Platform is a London-based post-production company established in 2001. Starting out as an editing house for children and sports programmes, the Soho-based facility now covers a variety of long-form and short-form projects in broadcast and advertising with its services offering audio, online editing, grading, visual effects and graphics.

The creative team at Platform is currently led by managing director Jo Beighton, recently appointed in the summer of 2017 after a period of consultancy, partner and online editor Simon Cruse and partner and lead VFX artist John Cryer, all sharing a third of the company.

History
At the time of its establishment Platform was founded in 2001 by creative director and graphic designer David Tasker and editor Simon Cruse. Occupying the top 2 floors of no.6 D'Arblay Street in Soho and working with their personal existing client base, Platform established itself as the go to post house for sports programming, with Matchroom being their first client, as well as for children's programming.  Platform has hosted numerous children shows such as Art Attack, Chucklevision, SMart,  Thomas and Friends,  It's a Mystery, and Horrible Histories and by 2005 Platform was the largest supplier of post-production to the BBC children's department with approximately 25% of their output being finished at the facility. The first programme edited in the building was ‘Freestyle’ for the BBC.

In 2008 VFX editor and colourist John Cryer from The Joint joined Platform investing a share of the company and contributing high-end visual effects to Platform's creative offering.
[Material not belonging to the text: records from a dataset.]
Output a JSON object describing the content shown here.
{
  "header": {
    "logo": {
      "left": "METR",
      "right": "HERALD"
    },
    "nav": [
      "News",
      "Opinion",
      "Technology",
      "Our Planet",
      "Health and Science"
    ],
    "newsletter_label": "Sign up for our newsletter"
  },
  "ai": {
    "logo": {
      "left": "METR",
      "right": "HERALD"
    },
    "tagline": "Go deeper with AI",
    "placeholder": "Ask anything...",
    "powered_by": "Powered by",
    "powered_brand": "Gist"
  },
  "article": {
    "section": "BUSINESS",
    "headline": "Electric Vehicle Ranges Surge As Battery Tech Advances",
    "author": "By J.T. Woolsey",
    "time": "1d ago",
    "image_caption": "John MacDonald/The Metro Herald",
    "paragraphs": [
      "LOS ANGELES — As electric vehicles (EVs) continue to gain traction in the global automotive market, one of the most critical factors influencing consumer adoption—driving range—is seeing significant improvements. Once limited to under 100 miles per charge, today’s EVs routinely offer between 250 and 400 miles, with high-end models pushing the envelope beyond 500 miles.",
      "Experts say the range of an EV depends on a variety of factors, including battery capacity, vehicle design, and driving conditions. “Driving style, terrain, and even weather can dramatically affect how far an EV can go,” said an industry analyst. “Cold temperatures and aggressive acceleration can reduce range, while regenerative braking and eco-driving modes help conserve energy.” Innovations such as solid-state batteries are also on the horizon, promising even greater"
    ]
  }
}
This kick started Platform's commercial presence, diversifying the company's client base and ensured the company's ability to take on graphic and VFX heavy projects.

Platform has undergone expansion of the facility in Soho in order to broaden its range of genres, which has seen it grow from a three suite outfit into a creative hub of twenty-four operational area offering 12 Avid suites, 3 studios, 4 flames suites and a grading suites with Baselight.